An enzyme-based wearable lactate sensor with subthreshold operation of a dual-gate organic transistor for high sensitivity

Abstract

Enzyme-based biochemical sensors based on organic thin film transistors (TFTs) have gained much attention for their potential applications as low-cost and bio-compatible wearable sensors. In such applications, the enzymatic redox reaction integrated into individual TFT induces an amplified concentration-dependent drain current. For the realization of wearable devices, however, low power consumption is essentially required and not to mention high sensitivity. In this work, we exploit subthreshold operation of an extended-gate type dual-gate TFT for lactate detection with low power and high sensitivity.
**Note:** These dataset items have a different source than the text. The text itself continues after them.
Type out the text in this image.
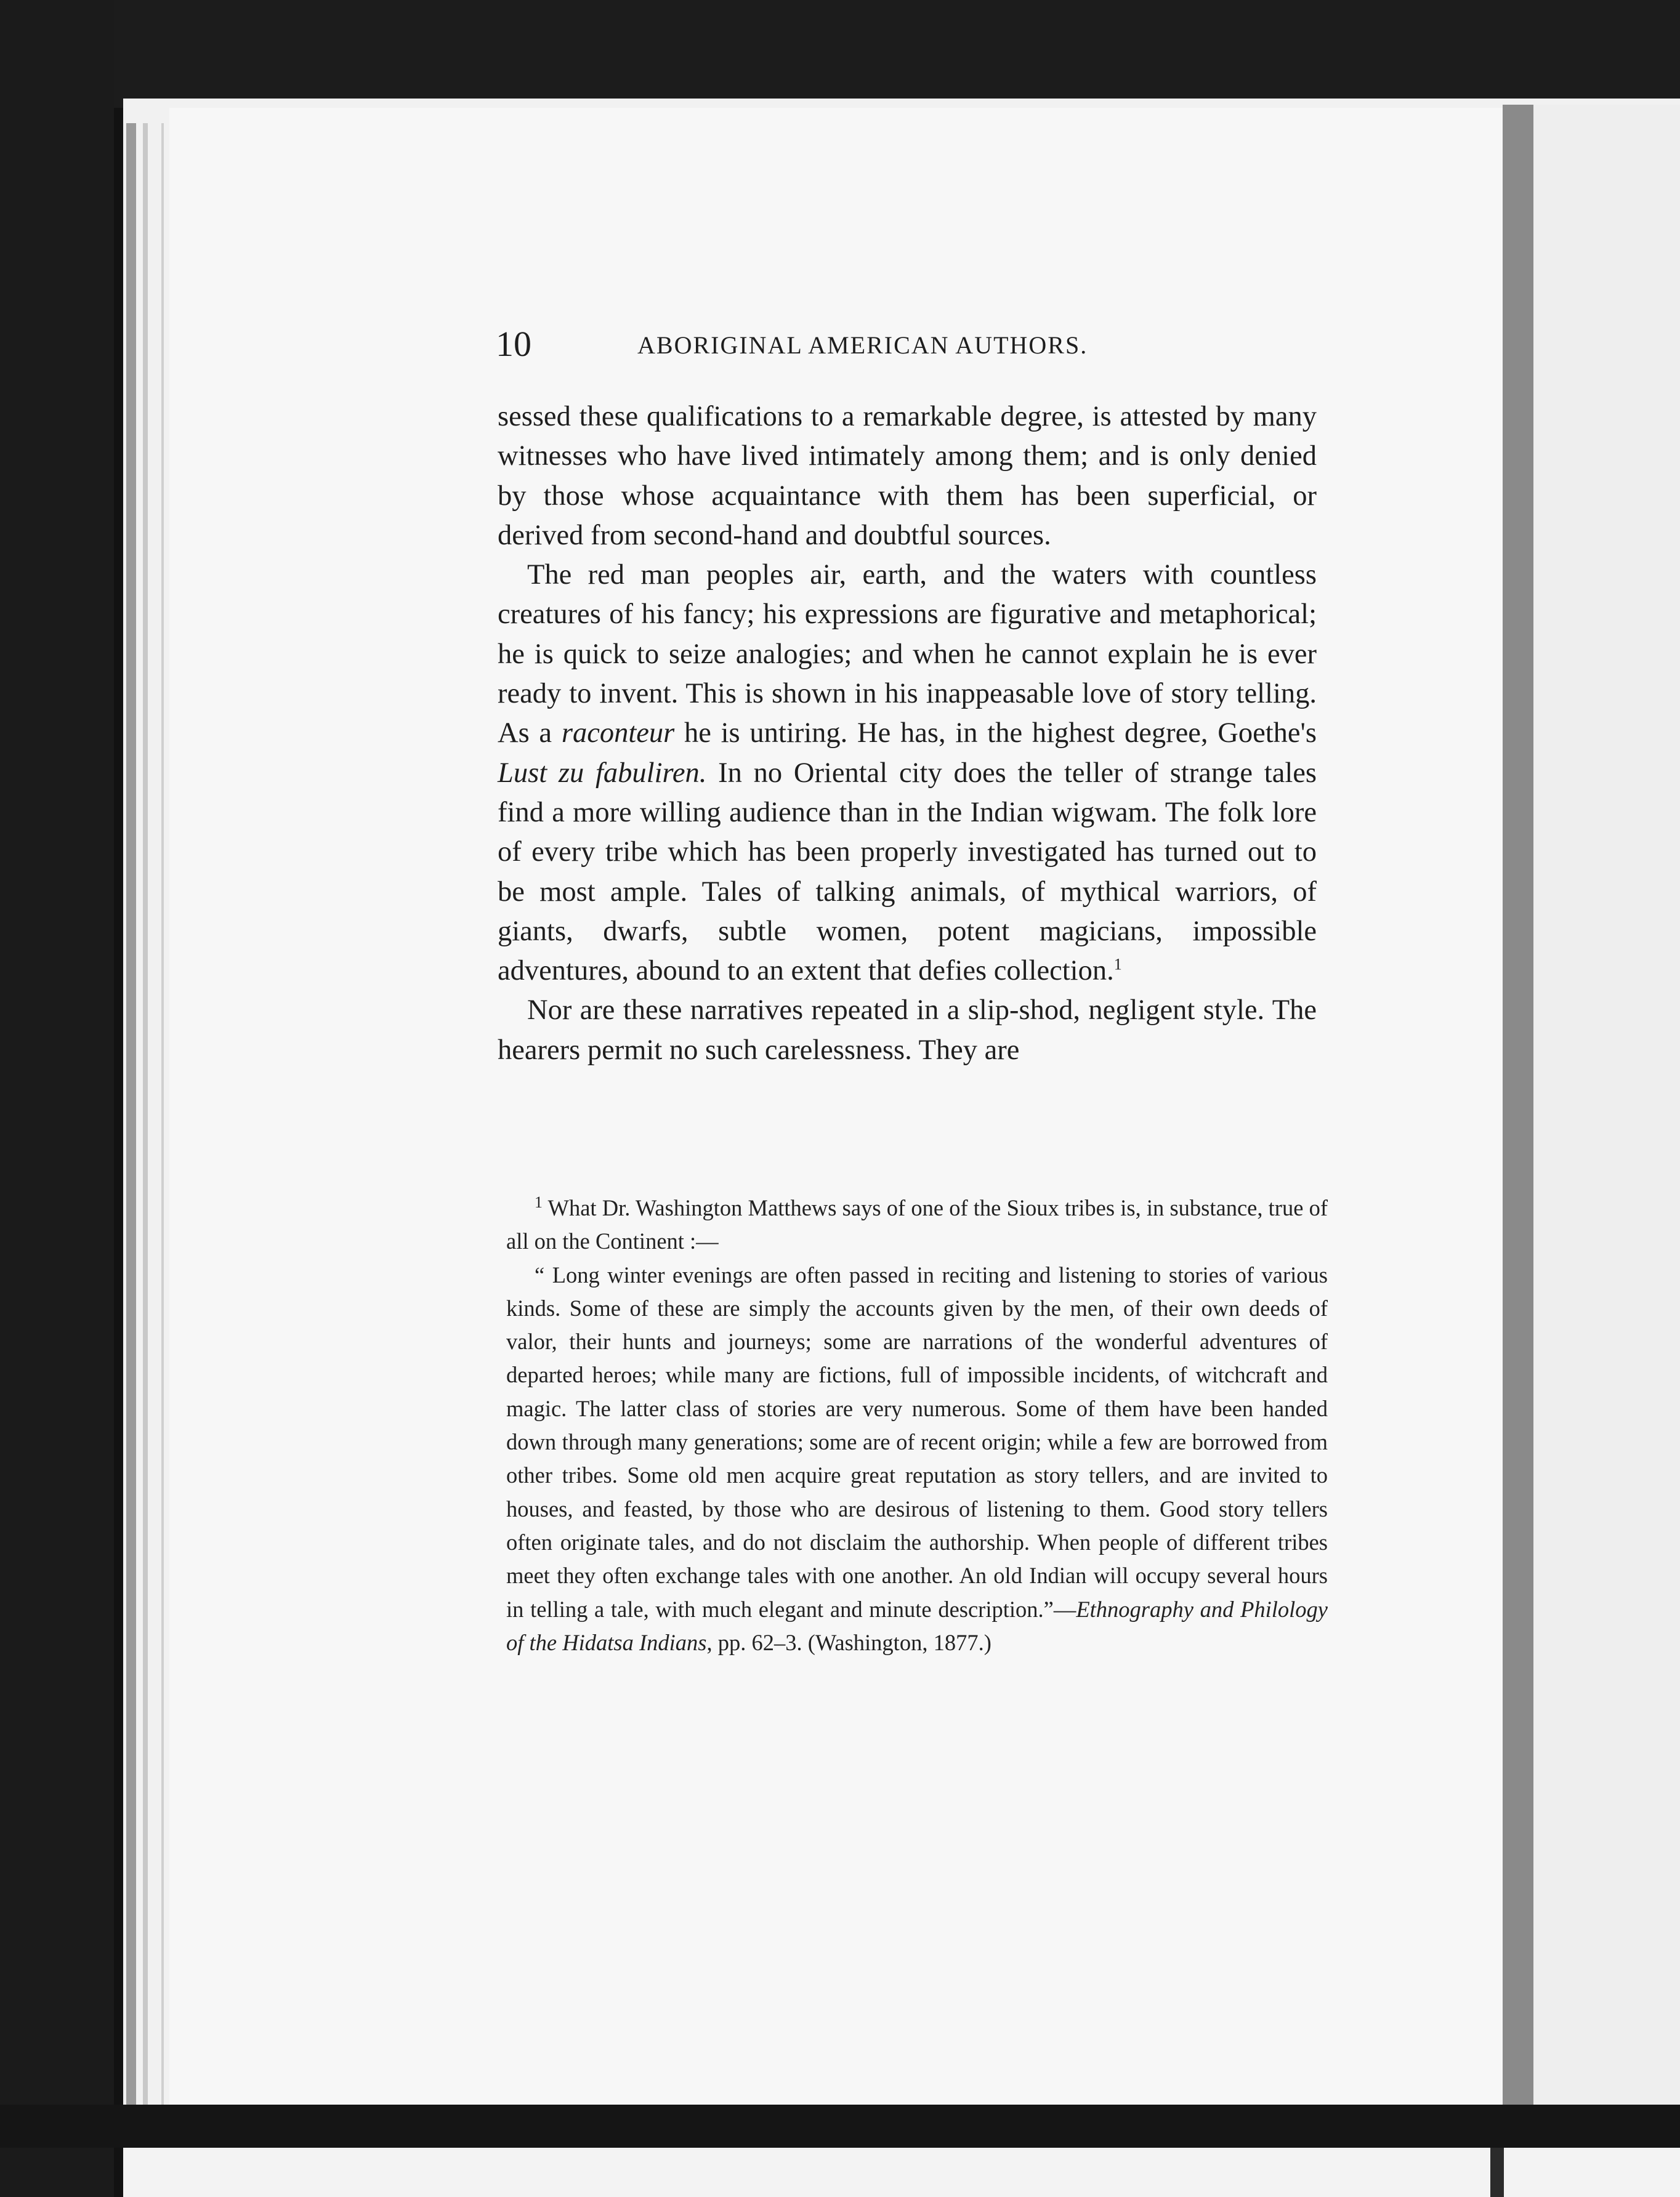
10	ABORIGINAL AMERICAN AUTHORS.

sessed these qualifications to a remarkable degree, is attested by many witnesses who have lived intimately among them; and is only denied by those whose acquaintance with them has been superficial, or derived from second-hand and doubtful sources.

The red man peoples air, earth, and the waters with countless creatures of his fancy; his expressions are figurative and metaphorical; he is quick to seize analogies; and when he cannot explain he is ever ready to invent. This is shown in his inappeasable love of story telling. As a raconteur he is untiring. He has, in the highest degree, Goethe's Lust zu fabuliren. In no Oriental city does the teller of strange tales find a more willing audience than in the Indian wigwam. The folk lore of every tribe which has been properly investigated has turned out to be most ample. Tales of talking animals, of mythical warriors, of giants, dwarfs, subtle women, potent magicians, impossible adventures, abound to an extent that defies collection.$^1$

Nor are these narratives repeated in a slip-shod, negligent style. The hearers permit no such carelessness. They are

$^1$ What Dr. Washington Matthews says of one of the Sioux tribes is, in substance, true of all on the Continent :—

“ Long winter evenings are often passed in reciting and listening to stories of various kinds. Some of these are simply the accounts given by the men, of their own deeds of valor, their hunts and journeys; some are narrations of the wonderful adventures of departed heroes; while many are fictions, full of impossible incidents, of witchcraft and magic. The latter class of stories are very numerous. Some of them have been handed down through many generations; some are of recent origin; while a few are borrowed from other tribes. Some old men acquire great reputation as story tellers, and are invited to houses, and feasted, by those who are desirous of listening to them. Good story tellers often originate tales, and do not disclaim the authorship. When people of different tribes meet they often exchange tales with one another. An old Indian will occupy several hours in telling a tale, with much elegant and minute description.”—Ethnography and Philology of the Hidatsa Indians, pp. 62–3. (Washington, 1877.)
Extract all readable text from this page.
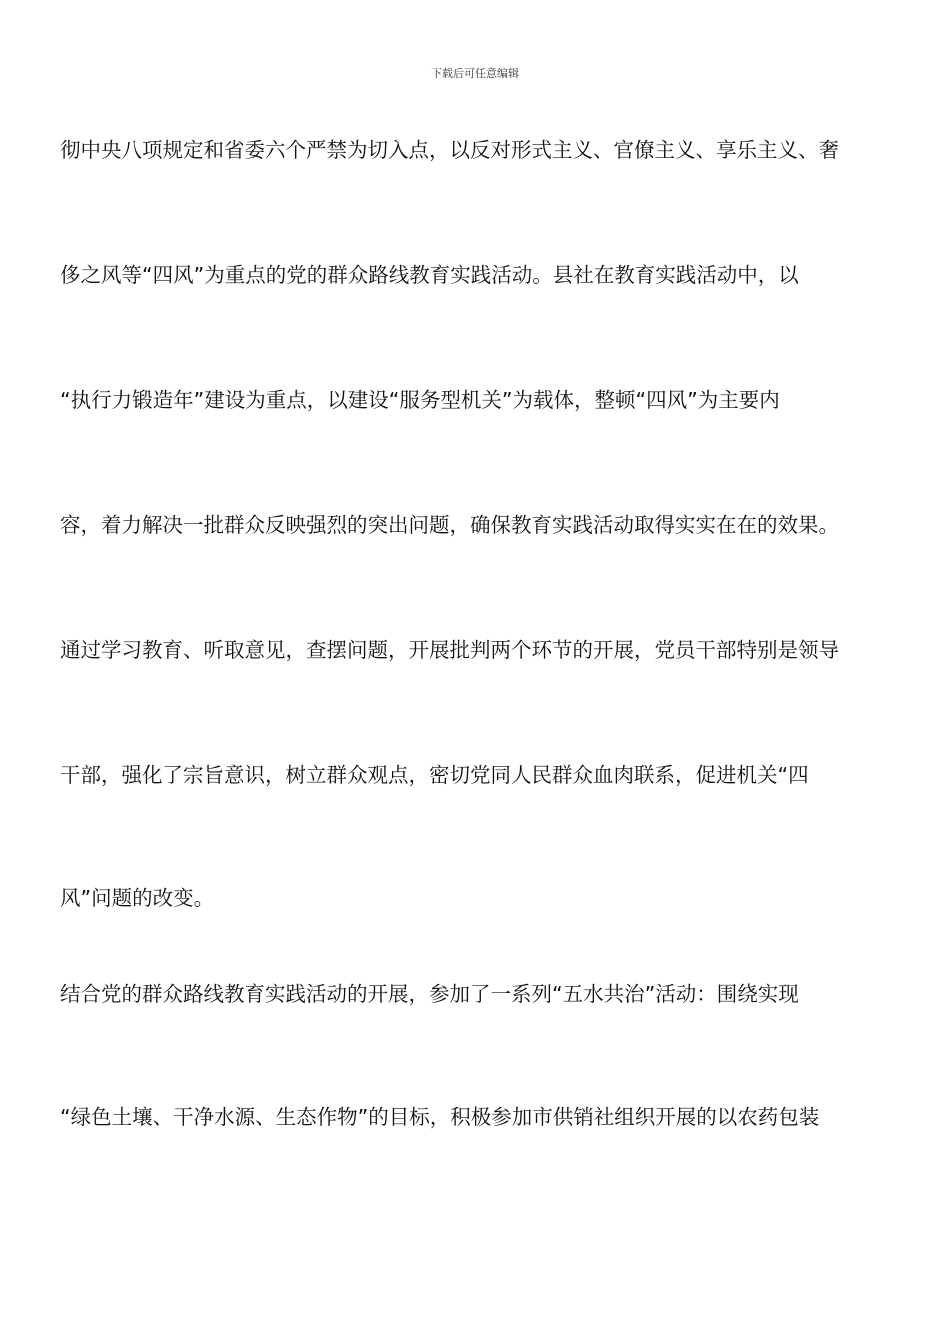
下载后可任意编辑
彻中央八项规定和省委六个严禁为切入点，以反对形式主义、官僚主义、享乐主义、奢
侈之风等“四风”为重点的党的群众路线教育实践活动。县社在教育实践活动中，以
“执行力锻造年”建设为重点，以建设“服务型机关”为载体，整顿“四风”为主要内
容，着力解决一批群众反映强烈的突出问题，确保教育实践活动取得实实在在的效果。
通过学习教育、听取意见，查摆问题，开展批判两个环节的开展，党员干部特别是领导
干部，强化了宗旨意识，树立群众观点，密切党同人民群众血肉联系，促进机关“四
风”问题的改变。
结合党的群众路线教育实践活动的开展，参加了一系列“五水共治”活动：围绕实现
“绿色土壤、干净水源、生态作物”的目标，积极参加市供销社组织开展的以农药包装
In the dual-gate TFT configuration, the top gate is separated and extended from the device to serve as an extended sensing gate (ESG) on which lactate oxidase enzyme is functionalized. The enzyme-functionalized ESG composes biofuel cell with Ag/AgCl reference electrode in aqueous media. We have observed that the enzymatic redox chain reaction of lactate occurring in the biofuel cell causes potential difference between the ESG and the reference electrode, which results in threshold voltage shift in the dual-gate TFT. Moving forwards, through strategic subthreshold operation of dual-gate TFT where its subthreshold slope (SS) is higher than single-gate transistor, it enabled not only lower power consumption but also higher sensitivity in comparison to operation in single-gate transistor. The device is fabricated on a flexible substrate for a skin-like wearable sensor, illustrating its potential as a wearable biochemical sensor.